Some people are ahead of me, and some are way behind. If you haven't moved beyond MP3s, listen up. MP3s were patented in 1985 by a German university, which still holds that patent. They don't collect royalties -- thank you very much! The format became popular in the late 1990s because internet speeds were fast enough to actually move them around. Now, we don't need such compressed (ie low quality) digital music. There are many superior formats, and they're usable now because of fast speeds and an abundance of cheap storage. I got a 2TB external for $59 recently. No excuse to listen to highly compressed digital music.

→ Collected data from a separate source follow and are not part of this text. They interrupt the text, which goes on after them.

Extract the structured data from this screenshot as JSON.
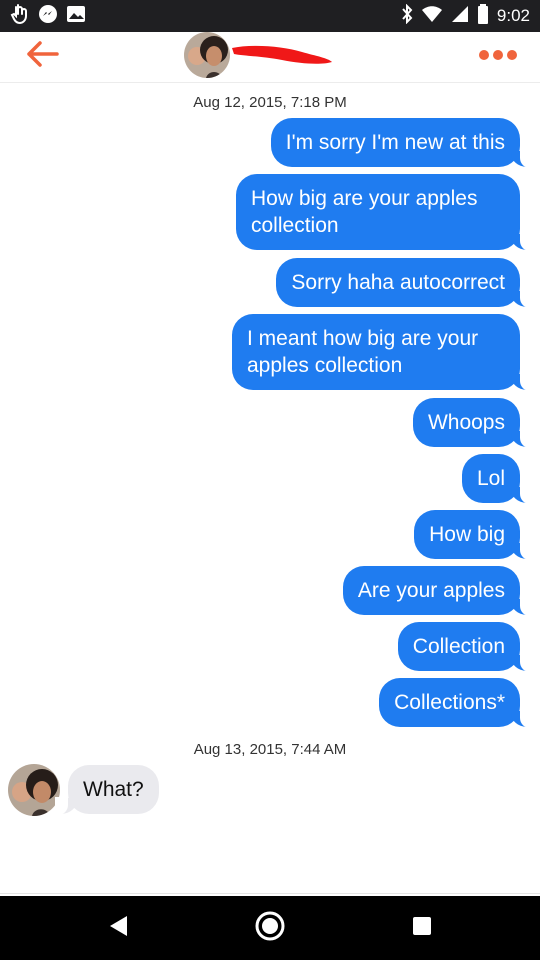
{
  "status_bar": {
    "time": "9:02",
    "left_icons": [
      "touch-icon",
      "messenger-icon",
      "image-icon"
    ],
    "right_icons": [
      "bluetooth-icon",
      "wifi-icon",
      "signal-icon",
      "battery-icon"
    ]
  },
  "header": {
    "back_icon": "arrow-left-icon",
    "more_icon": "more-dots-icon",
    "accent_color": "#f0643c"
  },
  "conversation": {
    "timestamp_1": "Aug 12, 2015, 7:18 PM",
    "outgoing": [
      "I'm sorry I'm new at this",
      "How big are your apples collection",
      "Sorry haha autocorrect",
      "I meant how big are your apples collection",
      "Whoops",
      "Lol",
      "How big",
      "Are your apples",
      "Collection",
      "Collections*"
    ],
    "timestamp_2": "Aug 13, 2015, 7:44 AM",
    "incoming": [
      "What?"
    ],
    "outgoing_color": "#1f7cf0",
    "incoming_color": "#eaeaee"
  },
  "nav_bar": {
    "icons": [
      "back-triangle-icon",
      "home-circle-icon",
      "recents-square-icon"
    ]
  }
}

There are several options for better music, and I finally -- laughably in 2014, I know -- downloaded my first track of better music. I grabbed Please Read the Letter, by Plant / Krause. I use the GOM audio player, which I consider the best available, which plays FLACs and WAVs. I got the WAV from HDtracks.com. It's stunning. I use a low-end laptop for music, which is kind of a joke, along with good headphones and a headphone amp. It's stunning. It's stunning. Did I say that already? Robert Plant, btw, can't hit the high notes anymore, but he still has the chops. He won a Grammy for the album the song was included with. The song was written, of course, with Jimmy Page. I admit that part of the reason I like the song is because long ago I sent a letter to a girlfriend, just as we were breaking up, and she returned it unopened with "I'm not reading this" written on the outside. Never forgot that. It was a last ditch effort to save things, and it failed. If only she had read that letter! It was as if the song were written for me. Ever feel that?

To give you a comparison, the MP3 version of the song is about 6MB, and the WAV is 199MB. With cheap audio equipment an MP3 is fine. In fact, 256k and up is fairly good. I have a lot of that, and I don't mind listening to that stuff. But, we're way beyond that level of quality. MP3s date to 1985, and it's 2014 now. Think about it.

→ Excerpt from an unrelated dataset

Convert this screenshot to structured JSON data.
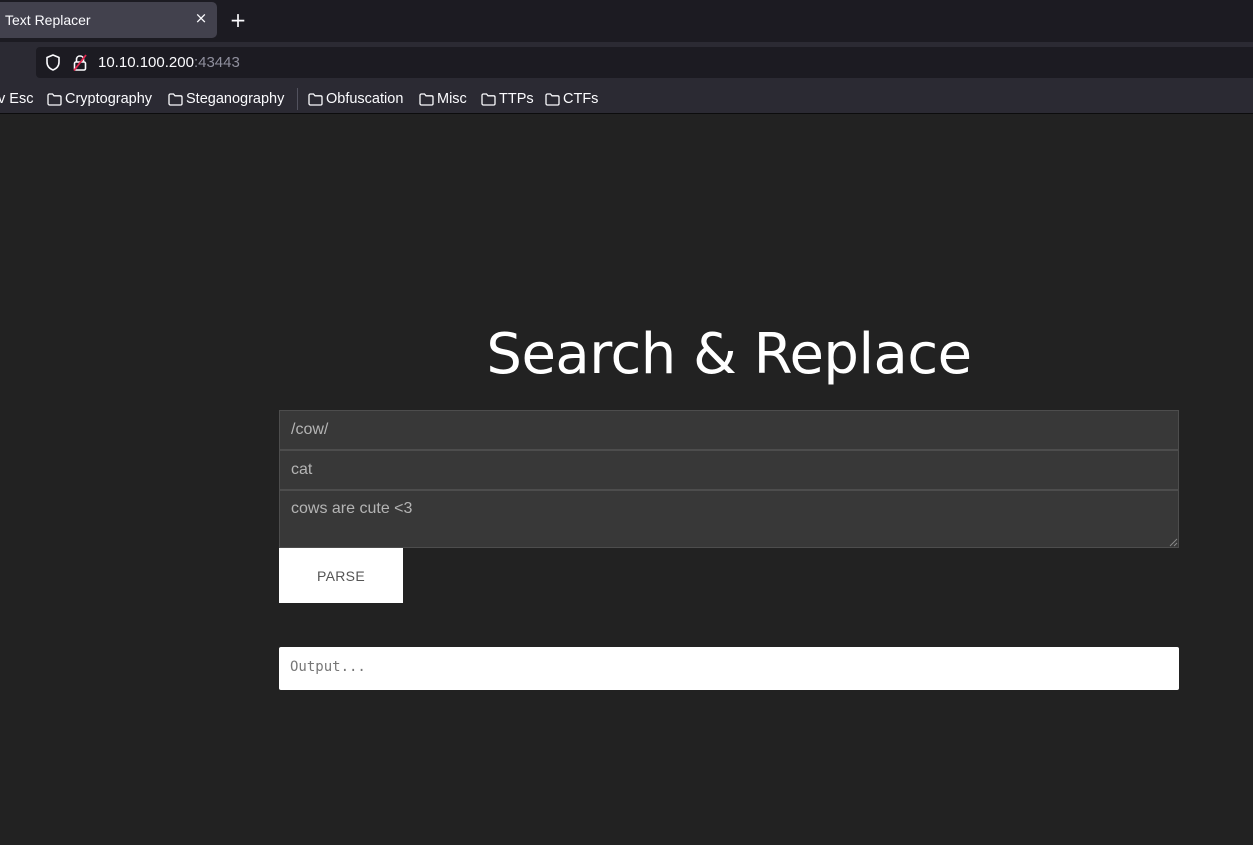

The only problem I'm seeing at HDtracks is that most music is available only in album format. I went through the plastic record scene, and I'm unwilling to return to buying an entire album so I can listen to two songs. That's a deal killer. Some are available per track, though.

After listening to the lossless Please Read the Letter, I listened to the MP3 versions of Embryonic Journey by Jefferson Airplane and Medley by Leo Kottke (which is an astounding example of mastery). They sound fantastic. MP3s aren't bad. Still, we can do better.

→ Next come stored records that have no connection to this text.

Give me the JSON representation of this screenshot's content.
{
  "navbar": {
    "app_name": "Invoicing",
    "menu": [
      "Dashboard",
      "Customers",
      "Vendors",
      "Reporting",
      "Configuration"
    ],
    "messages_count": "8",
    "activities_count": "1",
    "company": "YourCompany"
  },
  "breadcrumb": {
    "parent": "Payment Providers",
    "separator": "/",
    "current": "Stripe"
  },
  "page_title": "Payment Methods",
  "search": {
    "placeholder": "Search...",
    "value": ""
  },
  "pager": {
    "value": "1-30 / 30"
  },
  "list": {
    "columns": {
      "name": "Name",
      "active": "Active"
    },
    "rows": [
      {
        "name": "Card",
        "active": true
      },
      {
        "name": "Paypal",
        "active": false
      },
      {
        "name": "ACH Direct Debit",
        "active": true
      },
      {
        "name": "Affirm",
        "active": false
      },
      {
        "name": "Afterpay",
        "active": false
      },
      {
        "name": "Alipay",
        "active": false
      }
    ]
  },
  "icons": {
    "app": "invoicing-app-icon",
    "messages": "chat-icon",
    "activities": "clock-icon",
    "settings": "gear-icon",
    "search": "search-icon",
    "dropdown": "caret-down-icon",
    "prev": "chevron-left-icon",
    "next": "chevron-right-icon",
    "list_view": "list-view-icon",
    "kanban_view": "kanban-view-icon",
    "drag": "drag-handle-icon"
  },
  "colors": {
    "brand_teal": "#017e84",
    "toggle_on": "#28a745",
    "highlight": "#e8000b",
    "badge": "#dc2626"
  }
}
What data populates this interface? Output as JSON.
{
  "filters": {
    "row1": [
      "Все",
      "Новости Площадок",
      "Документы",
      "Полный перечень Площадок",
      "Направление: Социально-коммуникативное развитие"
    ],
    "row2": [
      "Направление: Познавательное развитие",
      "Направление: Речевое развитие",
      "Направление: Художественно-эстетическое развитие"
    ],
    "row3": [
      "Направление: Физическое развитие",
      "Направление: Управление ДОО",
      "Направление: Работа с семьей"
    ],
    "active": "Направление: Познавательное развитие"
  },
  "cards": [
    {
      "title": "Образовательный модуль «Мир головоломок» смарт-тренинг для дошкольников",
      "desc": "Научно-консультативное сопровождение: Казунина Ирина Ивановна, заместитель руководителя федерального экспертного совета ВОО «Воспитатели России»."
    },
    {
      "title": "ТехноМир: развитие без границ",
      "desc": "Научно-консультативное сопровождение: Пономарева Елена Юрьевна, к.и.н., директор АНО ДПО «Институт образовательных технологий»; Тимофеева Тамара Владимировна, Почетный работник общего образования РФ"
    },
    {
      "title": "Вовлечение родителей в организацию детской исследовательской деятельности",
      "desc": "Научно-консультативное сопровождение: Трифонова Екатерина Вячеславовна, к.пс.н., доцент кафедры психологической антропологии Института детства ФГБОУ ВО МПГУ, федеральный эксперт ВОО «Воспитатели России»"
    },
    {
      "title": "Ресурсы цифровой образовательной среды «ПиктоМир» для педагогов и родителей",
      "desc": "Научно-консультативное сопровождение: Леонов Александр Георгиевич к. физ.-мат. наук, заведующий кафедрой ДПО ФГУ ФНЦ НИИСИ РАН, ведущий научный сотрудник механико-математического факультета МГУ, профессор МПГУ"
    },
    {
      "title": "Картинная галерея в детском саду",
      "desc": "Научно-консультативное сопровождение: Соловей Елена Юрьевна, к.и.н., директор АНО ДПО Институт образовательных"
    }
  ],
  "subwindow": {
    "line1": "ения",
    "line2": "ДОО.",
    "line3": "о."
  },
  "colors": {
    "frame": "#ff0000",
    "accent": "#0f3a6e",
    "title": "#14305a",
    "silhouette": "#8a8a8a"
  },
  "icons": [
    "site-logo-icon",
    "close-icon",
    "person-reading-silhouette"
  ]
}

On a totally unrelated subject (because this is no longer a political endeavor), I just finished the first draft of my new novel. It's only the second time I've done that, and the first one was not good. I never showed it to anyone, let alone try to find an agent or publisher. This one is different. It's fantastic -- although I'm biased, of course. It's about a guy who discovers he has a triple helix, instead of double. It's how he makes the discovery, and what it means for him, and against him, and the effect the discovery has on humanity. Sci-Fi, technically, although it's character driven. Not much science until the halfway mark. Wish me luck. My odds of publishing a fiction novel just went from 20,000,000:1 to 15,000,000:1!